At the cellular level, diabetic macrophages are locked in a pro-inflammatory M1 state, failing to transition to pro-resolving M2 phenotypes during the proliferative phase. Fibroblasts show impaired proliferation, reduced collagen synthesis, and attenuated contractility under high-glucose conditions, while keratinocyte migration is blunted by reduced galectin-7 secondary to elevated O-GlcNAcylation. Angiogenesis is compromised through AR-mediated suppression of RUNX2, a key transcriptional regulator of vascular repair. Diabetic peripheral neuropathy and peripheral artery disease compound these cellular failures by eliminating protective sensation and reducing tissue perfusion, creating the permissive environment for ulceration.

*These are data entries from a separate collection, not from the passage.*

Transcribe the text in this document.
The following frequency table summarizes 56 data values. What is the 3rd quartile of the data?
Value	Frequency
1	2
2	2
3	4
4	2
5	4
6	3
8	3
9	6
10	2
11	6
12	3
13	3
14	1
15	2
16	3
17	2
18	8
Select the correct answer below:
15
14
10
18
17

The review critically evaluates animal models, noting that current STZ-induced rodent and db/db mouse models fail to replicate human DFU complexity, particularly the neuropathic and vascular comorbidity burden. Among emerging therapies, mesenchymal stem cell-derived exosomes receive extensive attention for their ability to modulate macrophage polarization and deliver pro-angiogenic cargo. Bioengineered skin substitutes, growth factor delivery systems, gene therapy targeting HIF-1α and VEGF, and antimicrobial photodynamic therapy are highlighted as promising translational candidates. The authors note that validating these interventions in models that better recapitulate human DFU biology is the critical next step toward reducing amputations and mortality at scale.
Key Findings
- 19–34% of the global 536 million diabetes patients will develop a diabetic foot ulcer during their lifetime, with ~18.6 million cases annually
- Infected DFUs carry a 17% limb amputation rate and 15% mortality within 1 year; recurrence is ~40% at 1 year and 65% within 5 years of healing
- Annual per-patient DFU management costs exceed $35,000; patients with diabetic peripheral neuropathy (DFU precursor) incur ~30% higher medication expenses
- HK-2 gains aberrant stability under hyperglycemia, displacing from mitochondria and driving ROS overproduction — and has been validated as a hub mitophagy-related diagnostic gene in DFUs
- O-GlcNAcylation of AKT phosphorylation sites under hyperglycemia directly blocks insulin signaling; preclinical OGT inhibition accelerated wound closure
- AR activation by hyperglycemia suppresses RUNX2 transcription factor activity, impairing angiogenesis essential for wound repair; AR-targeted therapies improved healing in preclinical models
- A meta-analysis cited in the review estimated 53.2% of diabetes patients have feet at risk of ulceration, underscoring the scale of the preventable burden
Methodology
This is a comprehensive narrative and mechanistic review article, not a primary clinical trial. Literature was identified via PubMed using terms including 'diabetic foot ulcer,' 'wound healing,' 'neuropathy,' 'macrophage,' 'fibroblast,' 'exosome,' and 'skin substitute,' with emphasis on publications from the past five years. No statistical analysis, control groups, or primary data collection were performed. The review encompasses five figures and one table synthesizing metabolic pathways, cellular dysfunction, animal models, and therapeutic strategies.
Study Limitations
As a narrative review, this paper is subject to selection bias in the literature cited and does not include a systematic search protocol or PRISMA methodology. The authors explicitly acknowledge that current animal models — including STZ-induced and db/db rodent models — inadequately replicate the full neuropathic and vascular complexity of human DFUs, limiting the translational validity of preclinical findings reviewed. No conflicts of interest were declared; funding came from the National Natural Science Foundation of China and the Natural Science Foundation of Shanghai.